Davis was just one of many parents who streamed to the west side high school, her son, a junior was inside the school where all they knew was that there was a shooting; Douglass was on lock down.

Answers were scarce that day but developers of a new app feel it could have helped.

“The information would have instantaneously got to everybody nearby with the app with all known information in terms of what happened, what the police are working on, what you should be aware of, ” app developer Andrew Frame said.

Frame created Citizen, an application that debuted in Baltimore last week.

It bills itself as a real time crime app where users get crime alerts almost instantaneously.

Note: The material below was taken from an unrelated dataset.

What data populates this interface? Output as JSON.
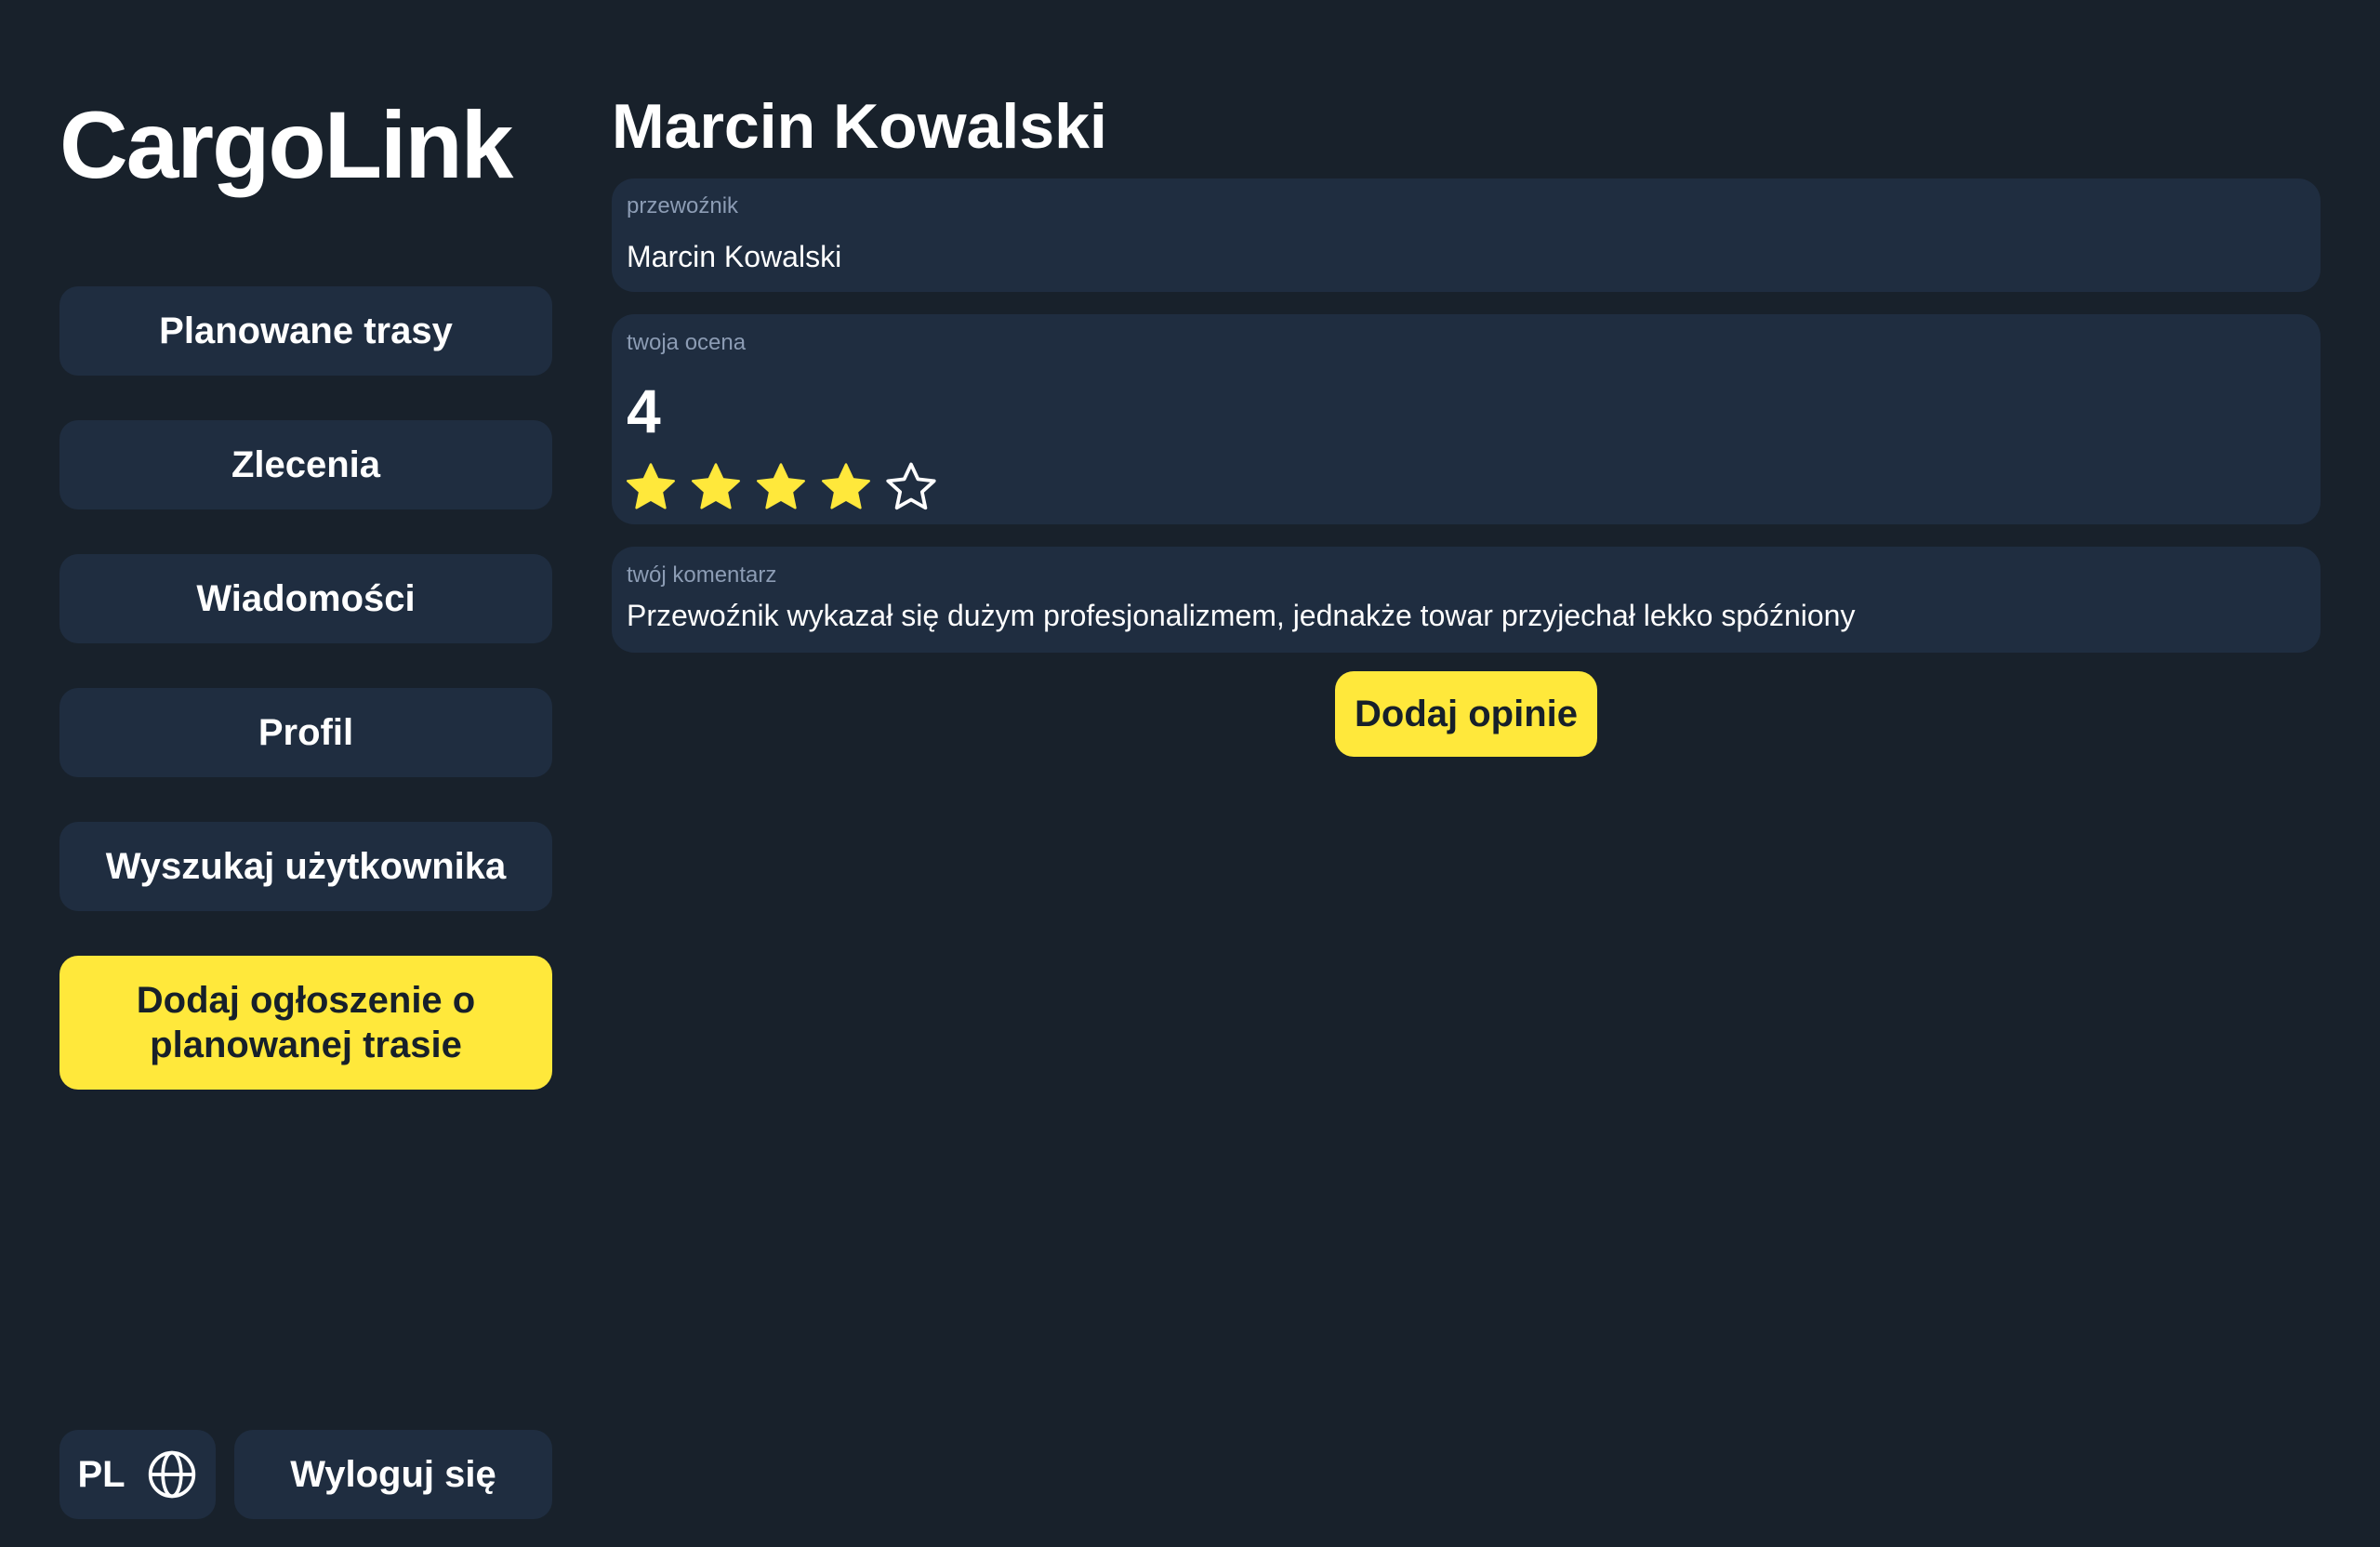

In fact, the app was in beta testing during the Douglass incident and developers said it alerted them of the shooting 90 seconds after it happened.

A result they say, is from more than just listening to police scanners.

“There is also artificial intelligence, more advanced technology that sort of does the sorting and filtering and summarizes things and then we have 24/7 analysts who are making sure that the technology and everything is working correctly. So we are monitoring this around the clock,” Frame said.

The app has already been operating in New York and San Francisco.

Baltimore is just its third city and debuted before Los Angeles in part because of local investor, advisor, and former gubernatorial candidate Ben Jealous.

“We saw the possibility to basically create a free, public utility for everybody to know when there is a serious threat to human life.”

Jealous says it was after three carjackings in one day at Mondawmin Mall followed by Douglass a week later that convinced the Citizen team to launch in Baltimore next.

It was soft launched when police say Neil Davis shot a hall monitor just inside the vestibule of the high school.

“On the app, it pops up...all of us who were beta testing, that there had been a shooting at the high school,” Jealous recalled, “And we had to live with knowing that the parents wouldn’t know for ten or 20 or 30 minutes more until it started to go out. I got two kids in the public schools. I need to know if there is a problem and I want to know right away and every parent deserves the same information.”

Citizen sent us this slide from that day showing the timeline of the shooting:

It's first notification would have gone out to people within a quarter mile of the school at 12:05, then the confirmed account went city-wide three minutes later.

Citizen points out it sent out 10 updates 16 minutes before media started pushing out the news.

Citizen says this is exactly how making public data available and more immediate can benefit a city in which it operates

“Increased safety, increased situational awareness, reduced anxiety because you know exactly what is going on and overall, a safer city,” Frame said.

Citizen was in Baltimore last week to brief members of the city council on how it works.

Within its first day going live, three thousand people have downloaded the app and the company says Baltimore has been much quicker to adopt the app than both New York and San Francisco.